The Measurement of Fractal Dimensions using Static Light Scattering
RIS ID
27508
Abstract
Aggregates formed from colloidal particles will vary in shape according to the aggregation regime prevalent. Compact structures are formed when the aggregation is slow, whilst loose tenuous structures are formed when rapid (or diffusion limited) aggregation prevails. These structures can be fractal in nature, that is, there is a relationship between porosity and the number of primary particles making up the aggregate, and is described by the fractal dimension, dF. Fractal dimensions of hematite aggregates have been measured experimentally using the static light scattering technique. Fractal dimensions varied with aggregation regimes; for the rapid aggregation regime, dF was found to be 2.8, whilst for conditions in which aggregation was slow (retardation forces prevail), dF's of 2.3 were measured. For conditions which lead to aggregation in which both diffusion and retardation forces play a part, structures with fractal dimensions such that 2.3 < dF < 2.8 were found. The effects of adsorbed fulvic acid, a naturally occuring organic acid, on the kinetics of hematite aggregation and on the resulting structure of hematite aggregates were also investigated.
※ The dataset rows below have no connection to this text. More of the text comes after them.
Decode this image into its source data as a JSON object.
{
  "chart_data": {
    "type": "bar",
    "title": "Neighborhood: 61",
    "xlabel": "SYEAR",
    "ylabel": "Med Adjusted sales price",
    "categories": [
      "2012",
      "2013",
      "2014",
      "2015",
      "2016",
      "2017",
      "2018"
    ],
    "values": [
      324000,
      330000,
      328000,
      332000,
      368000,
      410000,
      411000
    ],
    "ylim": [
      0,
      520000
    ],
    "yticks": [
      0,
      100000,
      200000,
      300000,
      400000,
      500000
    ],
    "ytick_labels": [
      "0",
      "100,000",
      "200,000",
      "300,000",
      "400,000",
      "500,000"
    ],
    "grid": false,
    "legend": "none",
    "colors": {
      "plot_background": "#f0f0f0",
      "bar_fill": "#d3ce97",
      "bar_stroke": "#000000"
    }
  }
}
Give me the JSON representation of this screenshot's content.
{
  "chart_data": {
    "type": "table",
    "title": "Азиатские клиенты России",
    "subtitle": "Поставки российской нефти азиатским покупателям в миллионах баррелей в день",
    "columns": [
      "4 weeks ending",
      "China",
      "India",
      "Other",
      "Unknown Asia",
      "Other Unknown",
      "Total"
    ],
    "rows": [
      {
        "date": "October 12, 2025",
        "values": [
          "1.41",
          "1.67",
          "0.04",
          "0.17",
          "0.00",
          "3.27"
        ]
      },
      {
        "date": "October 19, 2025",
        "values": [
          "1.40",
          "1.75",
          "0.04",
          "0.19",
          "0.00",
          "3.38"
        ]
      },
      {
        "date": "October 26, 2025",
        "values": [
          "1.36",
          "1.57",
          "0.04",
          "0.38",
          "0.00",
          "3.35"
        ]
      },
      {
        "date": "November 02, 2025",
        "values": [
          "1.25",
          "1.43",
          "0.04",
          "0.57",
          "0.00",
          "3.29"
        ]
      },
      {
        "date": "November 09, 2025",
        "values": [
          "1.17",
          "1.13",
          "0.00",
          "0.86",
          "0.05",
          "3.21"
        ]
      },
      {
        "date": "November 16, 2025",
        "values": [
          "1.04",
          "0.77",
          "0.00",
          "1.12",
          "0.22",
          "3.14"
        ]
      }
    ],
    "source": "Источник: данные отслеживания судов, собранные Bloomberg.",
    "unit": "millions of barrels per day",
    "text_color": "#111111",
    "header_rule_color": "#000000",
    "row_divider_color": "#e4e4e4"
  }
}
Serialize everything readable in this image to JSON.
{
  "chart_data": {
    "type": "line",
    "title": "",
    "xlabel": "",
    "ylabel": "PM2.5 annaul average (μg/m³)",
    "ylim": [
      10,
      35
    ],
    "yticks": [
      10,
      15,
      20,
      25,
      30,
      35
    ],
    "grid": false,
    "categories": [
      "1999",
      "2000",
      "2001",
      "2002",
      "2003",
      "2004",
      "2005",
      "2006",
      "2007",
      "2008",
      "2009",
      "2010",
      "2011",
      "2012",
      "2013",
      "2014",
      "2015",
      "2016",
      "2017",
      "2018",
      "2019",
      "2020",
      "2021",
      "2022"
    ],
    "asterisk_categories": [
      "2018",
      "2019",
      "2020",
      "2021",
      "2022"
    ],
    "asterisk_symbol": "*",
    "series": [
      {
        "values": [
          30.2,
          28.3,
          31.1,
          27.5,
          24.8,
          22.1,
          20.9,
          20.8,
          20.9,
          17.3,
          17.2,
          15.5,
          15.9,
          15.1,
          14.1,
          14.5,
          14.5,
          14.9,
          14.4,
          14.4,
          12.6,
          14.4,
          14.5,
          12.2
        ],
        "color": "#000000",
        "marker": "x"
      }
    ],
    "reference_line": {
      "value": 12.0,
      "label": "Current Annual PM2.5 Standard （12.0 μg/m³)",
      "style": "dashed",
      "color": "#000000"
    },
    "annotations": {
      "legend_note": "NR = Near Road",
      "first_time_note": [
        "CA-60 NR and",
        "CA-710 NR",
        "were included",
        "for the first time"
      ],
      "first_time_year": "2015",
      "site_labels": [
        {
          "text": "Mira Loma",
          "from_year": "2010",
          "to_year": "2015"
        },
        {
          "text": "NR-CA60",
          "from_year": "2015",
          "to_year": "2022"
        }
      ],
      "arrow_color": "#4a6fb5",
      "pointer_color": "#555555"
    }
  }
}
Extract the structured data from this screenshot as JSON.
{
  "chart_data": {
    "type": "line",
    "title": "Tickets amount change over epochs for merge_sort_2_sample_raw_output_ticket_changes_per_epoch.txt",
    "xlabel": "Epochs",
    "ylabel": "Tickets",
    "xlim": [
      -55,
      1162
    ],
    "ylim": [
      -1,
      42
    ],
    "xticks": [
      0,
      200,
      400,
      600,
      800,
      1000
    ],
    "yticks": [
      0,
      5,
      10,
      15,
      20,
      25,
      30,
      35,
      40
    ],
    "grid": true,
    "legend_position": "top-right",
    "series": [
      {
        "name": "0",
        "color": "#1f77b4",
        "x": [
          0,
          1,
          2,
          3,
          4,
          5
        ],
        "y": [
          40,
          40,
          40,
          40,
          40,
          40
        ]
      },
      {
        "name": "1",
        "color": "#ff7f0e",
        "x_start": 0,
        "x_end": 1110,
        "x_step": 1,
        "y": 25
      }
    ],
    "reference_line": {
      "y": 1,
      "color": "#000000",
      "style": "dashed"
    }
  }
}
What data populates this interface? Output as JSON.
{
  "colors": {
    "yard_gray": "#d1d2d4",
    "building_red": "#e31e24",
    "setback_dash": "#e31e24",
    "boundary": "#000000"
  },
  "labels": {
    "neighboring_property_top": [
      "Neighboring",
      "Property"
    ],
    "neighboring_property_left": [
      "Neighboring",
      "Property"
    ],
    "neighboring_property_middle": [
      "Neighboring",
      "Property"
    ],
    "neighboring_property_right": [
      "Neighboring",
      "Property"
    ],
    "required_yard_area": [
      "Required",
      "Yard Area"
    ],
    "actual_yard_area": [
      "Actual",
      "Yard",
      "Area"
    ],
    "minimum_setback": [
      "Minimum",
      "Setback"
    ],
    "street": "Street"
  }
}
The study of aggregate structure shows that the fractal dimensions of hematite aggregates which are partially coated with fulvic acid molecules are higher than those obtained with no adsorbed fulvic acid. The scattering exponents obtained from static light scattering experiments of these aggregates range from 2.83 ± 0.08 to 3.42 ± 0.1. The scattering exponents of greater than 3 indicate that the scattering is the result of objects that contains pores which are bounded by surfaces with a fractal structure, and can be related only to surface fractal dimension. The high fractal dimensions are due to restructuring within the aggregates, which only occured at low coverage by the organic acid.
Publication Details
J. A. Raper (1991). The Measurement of Fractal Dimensions using Static Light Scattering. July.